For deployments where SSO is not available, Squirro provides local username and password authentication as a fallback.

DNS#

Squirro requires a DNS hostname for production deployments. Plan with your IT team to create a DNS record pointing to the server IP address or load balancer before deployment. That hostname is also used for the SSL/TLS certificate. DNS provisioning can take time depending on your organization’s internal processes. Initiate the request at least two to three weeks before your target installation date.

SSL/TLS Certificates#

Squirro uses Nginx as its reverse proxy and requires an SSL/TLS certificate for HTTPS access. Obtain a certificate signed by a certificate authority (CA) trusted by your organization before deployment. A self-signed certificate is installed by default and is suitable for initial testing only. Certificate issuance through an internal CA or a public CA can take time. Initiate the request at least two to three weeks before your target installation date.

Squirro communicates with Elasticsearch over port 9200. TLS for that traffic, as well as inter-node TLS in multi-node setups, requires additional certificates. For configuration details, see the Secure Elasticsearch with SSL/TLS page.

Shared Filesystem#

Multi-node deployments require a shared filesystem accessible from all nodes. Squirro uses it to store assets that must be consistent across the cluster. Supported options include NFS, Amazon EFS, and SMB.

Important

The shared filesystem must be mounted and accessible before the first Ansible run. That configuration cannot be changed after installation without a full reinstall.

Single-node deployments do not require a shared filesystem.

Email#

Squirro sends email notifications for digest reports and alerts. An SMTP server accessible from the Squirro node is required. Before deployment, confirm with your IT team that the Squirro node can reach the SMTP server on the required port (typically port 25 or 587). The default configuration expects a local SMTP relay on port 25.

Deployment Topology#

A single-node deployment is suitable for uptime SLAs up to 99.9%. For higher SLA targets, a multi-node topology with managed database and cache services is required.

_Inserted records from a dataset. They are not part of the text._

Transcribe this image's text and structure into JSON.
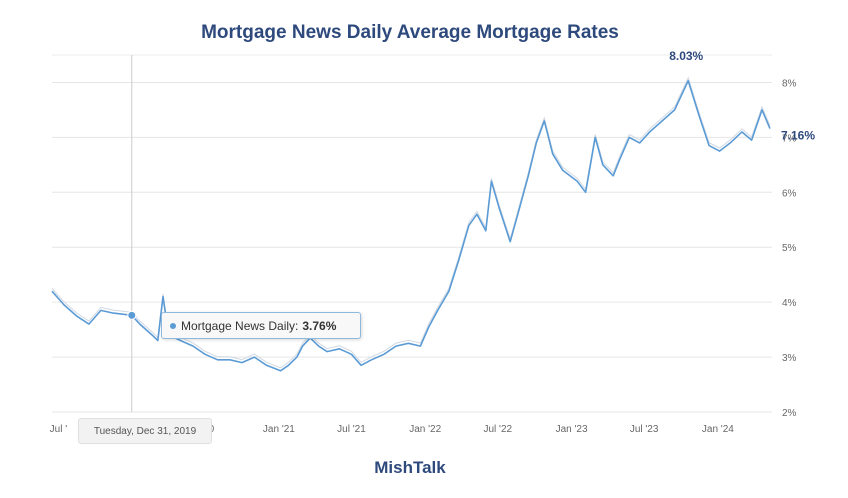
{
  "chart_data": {
    "type": "line",
    "title": "Mortgage News Daily Average Mortgage Rates",
    "footer": "MishTalk",
    "ylim": [
      2,
      8.5
    ],
    "y_ticks": [
      "2%",
      "3%",
      "4%",
      "5%",
      "6%",
      "7%",
      "8%"
    ],
    "y_tick_values": [
      2,
      3,
      4,
      5,
      6,
      7,
      8
    ],
    "x_ticks": [
      "Jul '",
      "l '20",
      "Jan '21",
      "Jul '21",
      "Jan '22",
      "Jul '22",
      "Jan '23",
      "Jul '23",
      "Jan '24"
    ],
    "x_tick_dates": [
      "2019-07-01",
      "2020-07-01",
      "2021-01-01",
      "2021-07-01",
      "2022-01-01",
      "2022-07-01",
      "2023-01-01",
      "2023-07-01",
      "2024-01-01"
    ],
    "grid": true,
    "series": [
      {
        "name": "Mortgage News Daily",
        "color": "#5b9bd5",
        "points": [
          [
            "2019-06-15",
            4.2
          ],
          [
            "2019-07-15",
            3.95
          ],
          [
            "2019-08-15",
            3.75
          ],
          [
            "2019-09-15",
            3.6
          ],
          [
            "2019-10-15",
            3.85
          ],
          [
            "2019-11-15",
            3.8
          ],
          [
            "2019-12-31",
            3.76
          ],
          [
            "2020-01-20",
            3.6
          ],
          [
            "2020-02-20",
            3.4
          ],
          [
            "2020-03-05",
            3.3
          ],
          [
            "2020-03-18",
            4.1
          ],
          [
            "2020-04-01",
            3.4
          ],
          [
            "2020-05-01",
            3.3
          ],
          [
            "2020-06-01",
            3.2
          ],
          [
            "2020-07-01",
            3.05
          ],
          [
            "2020-08-01",
            2.95
          ],
          [
            "2020-09-01",
            2.95
          ],
          [
            "2020-10-01",
            2.9
          ],
          [
            "2020-11-01",
            3.0
          ],
          [
            "2020-12-01",
            2.85
          ],
          [
            "2021-01-05",
            2.75
          ],
          [
            "2021-01-25",
            2.85
          ],
          [
            "2021-02-15",
            3.0
          ],
          [
            "2021-03-01",
            3.2
          ],
          [
            "2021-03-20",
            3.35
          ],
          [
            "2021-04-10",
            3.2
          ],
          [
            "2021-05-01",
            3.1
          ],
          [
            "2021-06-01",
            3.15
          ],
          [
            "2021-07-01",
            3.05
          ],
          [
            "2021-07-25",
            2.85
          ],
          [
            "2021-08-20",
            2.95
          ],
          [
            "2021-09-20",
            3.05
          ],
          [
            "2021-10-20",
            3.2
          ],
          [
            "2021-11-20",
            3.25
          ],
          [
            "2021-12-20",
            3.2
          ],
          [
            "2022-01-10",
            3.55
          ],
          [
            "2022-02-01",
            3.85
          ],
          [
            "2022-03-01",
            4.2
          ],
          [
            "2022-03-25",
            4.75
          ],
          [
            "2022-04-20",
            5.4
          ],
          [
            "2022-05-10",
            5.6
          ],
          [
            "2022-06-01",
            5.3
          ],
          [
            "2022-06-15",
            6.2
          ],
          [
            "2022-07-05",
            5.7
          ],
          [
            "2022-08-01",
            5.1
          ],
          [
            "2022-08-20",
            5.6
          ],
          [
            "2022-09-15",
            6.3
          ],
          [
            "2022-10-05",
            6.9
          ],
          [
            "2022-10-25",
            7.3
          ],
          [
            "2022-11-15",
            6.7
          ],
          [
            "2022-12-10",
            6.4
          ],
          [
            "2023-01-15",
            6.2
          ],
          [
            "2023-02-05",
            6.0
          ],
          [
            "2023-03-01",
            7.0
          ],
          [
            "2023-03-20",
            6.5
          ],
          [
            "2023-04-15",
            6.3
          ],
          [
            "2023-05-01",
            6.6
          ],
          [
            "2023-05-25",
            7.0
          ],
          [
            "2023-06-20",
            6.9
          ],
          [
            "2023-07-15",
            7.1
          ],
          [
            "2023-08-15",
            7.3
          ],
          [
            "2023-09-15",
            7.5
          ],
          [
            "2023-10-19",
            8.03
          ],
          [
            "2023-11-15",
            7.4
          ],
          [
            "2023-12-10",
            6.85
          ],
          [
            "2024-01-05",
            6.75
          ],
          [
            "2024-02-01",
            6.9
          ],
          [
            "2024-03-01",
            7.1
          ],
          [
            "2024-03-25",
            6.95
          ],
          [
            "2024-04-20",
            7.5
          ],
          [
            "2024-05-10",
            7.16
          ]
        ]
      }
    ],
    "annotations": [
      {
        "text": "8.03%",
        "date": "2023-10-19",
        "value": 8.03
      },
      {
        "text": "7.16%",
        "date": "2024-05-10",
        "value": 7.16
      }
    ],
    "crosshair_date": "2019-12-31",
    "tooltip": {
      "label": "Mortgage News Daily:",
      "value": "3.76%",
      "date": "Tuesday, Dec 31, 2019"
    }
  }
}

Squirro supports two node roles:

Storage node

Stores indexed data using Elasticsearch. Add storage nodes to increase capacity.
Cluster node

Handles user requests and data processing. Add cluster nodes to increase throughput.

In a single-node setup, both roles run on the same server. In a multi-node setup, Squirro recommends running each role on dedicated servers for more flexible scaling.

For cloud deployments, Squirro recommends a minimum of three instances for production use: one dedicated storage node running Elasticsearch, and two cluster nodes handling user requests and data processing. That configuration provides a baseline for redundancy at the application layer.

Client Browsers#

Squirro runs in a web browser. The following browsers are supported:

Browser	Version
Microsoft Edge	Latest version
Google Chrome	Latest version
Mozilla Firefox	Latest version
Apple Safari	Latest version

Squirro does not support older browser versions.